Entity types available in Mergeflow
Currently, Mergeflow's analytics detect the following entity types in texts:
Anatomy
Anatomical parts of organisms, as defined by the NIH's Medical Subject Headings (MeSH).
Company
Names of companies, including new, never-before-seen ones. Our algorithms usually merge several legal entities of the same organization into one company name. For example, "Siemens AG", "Siemens Austria GmbH", "Siemens USA LLC" etc. would all be considered "Siemens".
Country
Names of countries mentioned in texts, not the source. For example, if a source from Japan mentions "Switzerland" in an article, the country would be "Switzerland", not "Japan".
Disease
Diseases as defined by the 10th revision of the International Classification of Diseases, ICD-10.
Emerging Technology
Mergeflow has semantic models for more than 200 emerging or potentially disruptive technologies, from across various industries, including aerospace, agriculture, computing, energy, manufacturing, materials, medical, and transportation.

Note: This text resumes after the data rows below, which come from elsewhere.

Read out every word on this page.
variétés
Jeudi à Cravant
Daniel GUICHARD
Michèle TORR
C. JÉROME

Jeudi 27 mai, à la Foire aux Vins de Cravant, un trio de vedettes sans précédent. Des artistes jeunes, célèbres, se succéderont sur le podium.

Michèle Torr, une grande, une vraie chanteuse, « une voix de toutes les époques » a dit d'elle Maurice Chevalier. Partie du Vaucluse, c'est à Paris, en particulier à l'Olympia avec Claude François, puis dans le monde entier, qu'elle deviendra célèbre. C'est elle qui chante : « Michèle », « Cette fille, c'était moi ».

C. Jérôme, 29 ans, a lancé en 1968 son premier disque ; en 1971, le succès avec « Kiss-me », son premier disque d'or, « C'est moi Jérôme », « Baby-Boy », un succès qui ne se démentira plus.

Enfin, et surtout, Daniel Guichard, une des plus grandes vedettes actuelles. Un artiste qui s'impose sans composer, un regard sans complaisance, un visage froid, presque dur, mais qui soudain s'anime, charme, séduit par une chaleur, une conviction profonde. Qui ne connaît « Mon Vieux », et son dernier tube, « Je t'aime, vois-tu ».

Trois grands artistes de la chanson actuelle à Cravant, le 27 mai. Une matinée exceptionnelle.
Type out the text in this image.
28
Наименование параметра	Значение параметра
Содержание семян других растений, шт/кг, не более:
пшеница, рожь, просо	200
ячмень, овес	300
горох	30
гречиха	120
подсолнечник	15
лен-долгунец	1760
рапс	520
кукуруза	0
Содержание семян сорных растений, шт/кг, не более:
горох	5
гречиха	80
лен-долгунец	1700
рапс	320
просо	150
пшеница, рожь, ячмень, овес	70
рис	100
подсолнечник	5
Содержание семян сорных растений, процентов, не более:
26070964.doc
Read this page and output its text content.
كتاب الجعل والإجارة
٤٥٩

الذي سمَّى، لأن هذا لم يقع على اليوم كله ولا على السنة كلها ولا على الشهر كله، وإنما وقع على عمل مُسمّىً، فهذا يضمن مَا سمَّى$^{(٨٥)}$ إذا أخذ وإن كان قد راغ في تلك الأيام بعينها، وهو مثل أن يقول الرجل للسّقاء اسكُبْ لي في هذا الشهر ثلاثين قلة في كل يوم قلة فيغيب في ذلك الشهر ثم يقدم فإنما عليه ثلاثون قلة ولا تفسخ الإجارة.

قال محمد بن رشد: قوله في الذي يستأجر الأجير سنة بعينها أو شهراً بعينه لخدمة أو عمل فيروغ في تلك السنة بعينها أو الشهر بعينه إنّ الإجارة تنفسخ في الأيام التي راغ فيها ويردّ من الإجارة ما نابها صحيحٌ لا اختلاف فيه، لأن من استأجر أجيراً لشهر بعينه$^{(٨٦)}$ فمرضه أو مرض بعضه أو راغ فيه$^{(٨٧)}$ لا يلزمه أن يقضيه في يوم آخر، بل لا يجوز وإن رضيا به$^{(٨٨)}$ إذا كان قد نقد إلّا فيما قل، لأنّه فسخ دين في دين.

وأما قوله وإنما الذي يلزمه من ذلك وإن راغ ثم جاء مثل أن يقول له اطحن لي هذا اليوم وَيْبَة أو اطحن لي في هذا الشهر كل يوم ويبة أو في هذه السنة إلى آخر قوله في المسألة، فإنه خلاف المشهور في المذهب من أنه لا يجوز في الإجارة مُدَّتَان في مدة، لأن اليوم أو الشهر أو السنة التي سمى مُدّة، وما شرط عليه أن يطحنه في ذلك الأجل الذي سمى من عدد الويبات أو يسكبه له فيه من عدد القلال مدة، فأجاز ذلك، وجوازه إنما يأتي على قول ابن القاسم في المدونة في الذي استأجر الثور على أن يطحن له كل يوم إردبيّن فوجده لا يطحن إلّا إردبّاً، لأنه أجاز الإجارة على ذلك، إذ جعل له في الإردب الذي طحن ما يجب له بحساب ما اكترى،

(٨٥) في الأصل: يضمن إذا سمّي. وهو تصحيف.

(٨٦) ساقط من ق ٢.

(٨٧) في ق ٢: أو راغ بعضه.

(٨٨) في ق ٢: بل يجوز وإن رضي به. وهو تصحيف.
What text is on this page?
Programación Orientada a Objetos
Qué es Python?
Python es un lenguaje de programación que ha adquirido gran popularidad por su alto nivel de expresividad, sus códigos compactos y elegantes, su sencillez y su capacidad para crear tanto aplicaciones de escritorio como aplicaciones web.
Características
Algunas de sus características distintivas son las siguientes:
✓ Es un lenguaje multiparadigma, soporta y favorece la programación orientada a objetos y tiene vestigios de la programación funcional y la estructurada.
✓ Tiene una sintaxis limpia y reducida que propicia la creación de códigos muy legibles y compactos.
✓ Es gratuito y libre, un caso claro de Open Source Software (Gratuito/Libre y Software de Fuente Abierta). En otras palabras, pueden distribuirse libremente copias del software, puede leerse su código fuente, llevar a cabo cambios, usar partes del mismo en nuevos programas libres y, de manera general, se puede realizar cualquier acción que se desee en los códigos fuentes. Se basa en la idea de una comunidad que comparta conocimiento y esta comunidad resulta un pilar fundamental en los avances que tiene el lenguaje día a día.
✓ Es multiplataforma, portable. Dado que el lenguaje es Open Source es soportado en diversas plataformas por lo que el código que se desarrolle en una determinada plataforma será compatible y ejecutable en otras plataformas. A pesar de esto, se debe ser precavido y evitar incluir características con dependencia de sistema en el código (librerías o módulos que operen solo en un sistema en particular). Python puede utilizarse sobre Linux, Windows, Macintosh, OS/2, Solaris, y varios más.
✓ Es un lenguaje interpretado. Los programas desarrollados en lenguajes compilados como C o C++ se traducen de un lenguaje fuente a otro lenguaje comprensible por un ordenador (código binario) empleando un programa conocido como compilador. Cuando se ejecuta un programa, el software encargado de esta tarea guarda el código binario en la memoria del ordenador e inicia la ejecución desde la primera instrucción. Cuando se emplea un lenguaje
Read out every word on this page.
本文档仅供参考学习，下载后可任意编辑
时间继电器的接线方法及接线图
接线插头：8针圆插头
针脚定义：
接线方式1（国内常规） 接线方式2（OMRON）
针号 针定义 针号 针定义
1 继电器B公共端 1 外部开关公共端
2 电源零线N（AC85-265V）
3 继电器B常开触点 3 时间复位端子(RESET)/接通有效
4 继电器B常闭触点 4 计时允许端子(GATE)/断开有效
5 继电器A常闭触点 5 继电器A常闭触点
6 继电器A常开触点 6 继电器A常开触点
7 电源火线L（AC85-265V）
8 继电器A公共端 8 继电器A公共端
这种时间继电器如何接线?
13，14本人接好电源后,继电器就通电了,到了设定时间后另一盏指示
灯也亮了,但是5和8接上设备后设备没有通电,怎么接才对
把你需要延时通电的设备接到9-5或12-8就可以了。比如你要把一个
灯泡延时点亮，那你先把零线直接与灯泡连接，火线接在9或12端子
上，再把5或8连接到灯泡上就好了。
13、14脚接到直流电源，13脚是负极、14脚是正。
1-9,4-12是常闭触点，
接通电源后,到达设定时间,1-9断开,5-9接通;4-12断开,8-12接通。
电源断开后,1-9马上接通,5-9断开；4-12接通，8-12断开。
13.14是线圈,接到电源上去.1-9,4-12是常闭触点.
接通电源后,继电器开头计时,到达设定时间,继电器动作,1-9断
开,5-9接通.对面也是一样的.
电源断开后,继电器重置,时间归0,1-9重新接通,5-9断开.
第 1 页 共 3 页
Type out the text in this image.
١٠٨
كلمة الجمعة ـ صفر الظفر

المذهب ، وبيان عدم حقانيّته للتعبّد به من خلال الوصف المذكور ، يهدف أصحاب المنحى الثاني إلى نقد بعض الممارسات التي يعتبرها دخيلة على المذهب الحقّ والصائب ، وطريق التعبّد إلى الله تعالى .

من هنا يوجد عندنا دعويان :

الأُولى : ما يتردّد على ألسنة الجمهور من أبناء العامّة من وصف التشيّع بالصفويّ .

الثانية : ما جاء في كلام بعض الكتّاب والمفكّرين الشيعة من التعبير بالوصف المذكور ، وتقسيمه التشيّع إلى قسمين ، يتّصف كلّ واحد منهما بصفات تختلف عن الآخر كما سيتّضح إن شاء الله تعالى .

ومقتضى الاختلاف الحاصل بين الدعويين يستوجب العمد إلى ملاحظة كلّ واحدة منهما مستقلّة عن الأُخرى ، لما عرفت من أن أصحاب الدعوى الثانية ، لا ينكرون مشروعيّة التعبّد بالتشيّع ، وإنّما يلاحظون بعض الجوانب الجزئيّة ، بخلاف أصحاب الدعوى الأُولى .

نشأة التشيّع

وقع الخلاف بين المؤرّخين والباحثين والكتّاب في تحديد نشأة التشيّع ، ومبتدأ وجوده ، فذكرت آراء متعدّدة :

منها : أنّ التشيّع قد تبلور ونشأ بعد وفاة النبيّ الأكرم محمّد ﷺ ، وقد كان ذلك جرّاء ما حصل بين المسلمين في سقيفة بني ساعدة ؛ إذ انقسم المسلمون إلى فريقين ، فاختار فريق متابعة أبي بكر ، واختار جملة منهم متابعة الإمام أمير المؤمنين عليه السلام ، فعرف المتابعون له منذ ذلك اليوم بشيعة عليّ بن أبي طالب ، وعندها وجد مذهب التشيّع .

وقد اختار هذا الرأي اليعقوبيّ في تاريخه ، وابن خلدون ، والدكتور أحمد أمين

A table with the current list of models is available here.
Event
Events in Mergeflow are trade fairs and conferences.
Investor
This includes mostly venture capital investors.
Location
Locations are mostly cities. As with countries, what is tagged is what is mentioned in a source, not the location of the source itself.
Material
Materials are chemical molecules. In order to determine whether or not something is a chemical molecule, we use the PubChem database as reference. If the term under consideration can be found in PubChem, we consider it a molecule.
Organism
For our definition of "organism", we use MeSH categories as reference.
Organization
Organizations in Mergeflow are mostly universities and R&D institutions. If an organization is recognizable as a company, it is tagged as "company", not as "organization".
Patent Class
Mergeflow uses the CPC classification system, down to the "subclass" hierarchy level (e.g. "A61B" or "C01D"). Mergeflow's algorithms tag all non-patent documents with patent classes. For patent documents, we use the patent class labels provided by the European Patent Office's DOCDB data set.
Person
Mergeflow detects names of people, including names it has never seen before.